Statistics Seminar

Karl RoheUniversity of Wisconsin-Madison
Making Spectral Graph Theory work in practice. Making the practice work in theory.

Wednesday, November 14, 2018 - 4:15pm
Biotech G01

Abstract:After introducing Cheeger's Inequality and spectral clustering, this talk has two parts. The first part will (1) show how spectral clustering gives "bad results" in many applied settings and (2) illustrate a "hack" that makes it work very well. People call the hack "regularized spectral clustering,” but it is not clear why it has regularization properties. The talk will provide a simple theory that provides a deeper understanding of where the bad results come from and why the hack works so well. This theory explains the regularization by showing that spectral clustering overfits to graph conductance.
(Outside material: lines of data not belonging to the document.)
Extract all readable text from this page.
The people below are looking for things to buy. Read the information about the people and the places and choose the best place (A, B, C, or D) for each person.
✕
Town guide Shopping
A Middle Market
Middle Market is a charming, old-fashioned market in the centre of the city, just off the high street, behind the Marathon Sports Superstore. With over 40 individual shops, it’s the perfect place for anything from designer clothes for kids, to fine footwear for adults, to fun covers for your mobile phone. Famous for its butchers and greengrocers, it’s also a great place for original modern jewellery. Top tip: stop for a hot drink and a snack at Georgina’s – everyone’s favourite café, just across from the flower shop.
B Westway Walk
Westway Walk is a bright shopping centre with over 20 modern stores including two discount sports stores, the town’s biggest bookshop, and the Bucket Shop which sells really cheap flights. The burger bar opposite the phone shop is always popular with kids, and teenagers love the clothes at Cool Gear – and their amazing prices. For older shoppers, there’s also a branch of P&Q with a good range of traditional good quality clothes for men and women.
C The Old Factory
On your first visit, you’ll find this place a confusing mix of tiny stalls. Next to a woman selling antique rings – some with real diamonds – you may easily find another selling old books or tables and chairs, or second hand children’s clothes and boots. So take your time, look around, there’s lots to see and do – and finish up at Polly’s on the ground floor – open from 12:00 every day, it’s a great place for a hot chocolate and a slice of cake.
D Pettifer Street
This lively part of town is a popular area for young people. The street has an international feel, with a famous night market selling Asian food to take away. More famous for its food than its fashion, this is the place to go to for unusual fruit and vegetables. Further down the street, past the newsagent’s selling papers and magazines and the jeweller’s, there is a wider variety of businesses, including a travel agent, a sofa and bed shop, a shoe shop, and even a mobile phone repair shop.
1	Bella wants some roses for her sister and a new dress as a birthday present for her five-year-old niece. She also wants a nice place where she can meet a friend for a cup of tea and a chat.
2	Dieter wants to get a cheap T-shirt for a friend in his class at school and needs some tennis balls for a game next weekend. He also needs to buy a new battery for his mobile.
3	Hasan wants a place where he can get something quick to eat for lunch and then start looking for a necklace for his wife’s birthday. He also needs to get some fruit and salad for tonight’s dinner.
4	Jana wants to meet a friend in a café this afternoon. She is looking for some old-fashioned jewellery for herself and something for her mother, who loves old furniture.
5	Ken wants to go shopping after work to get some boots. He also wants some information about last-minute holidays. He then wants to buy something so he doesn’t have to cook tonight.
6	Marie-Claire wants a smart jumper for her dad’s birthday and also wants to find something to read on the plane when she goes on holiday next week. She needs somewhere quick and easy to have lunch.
There are four pieces to this simple theory. First, sparse and stochastic graphs create a lot of small trees that are connected to the core of the graph by only one edge. Second, graph conductance is sensitive to these noisy "dangling sets." Third, by Cheeger's inequality and an inequality from Ky Fan, spectral clustering inherits this sensitivity. These three pieces explain why spectral clustering gives bad results in practice. The fourth piece uses Cheeger's inequality to show how the hack creates a new form of graph conductance that we call CoreCut. Simple inspection of CoreCut reveals why it is less sensitive to small cuts in the graph. In addition to this statistical benefit, these results also demonstrate why the regularization also improves the computational speed of spectral clustering. This is joint work with Yilin Zhang. https://arxiv.org/abs/1806.01468. Some ideas will be illustrated with data from murmuration.wisc.edu/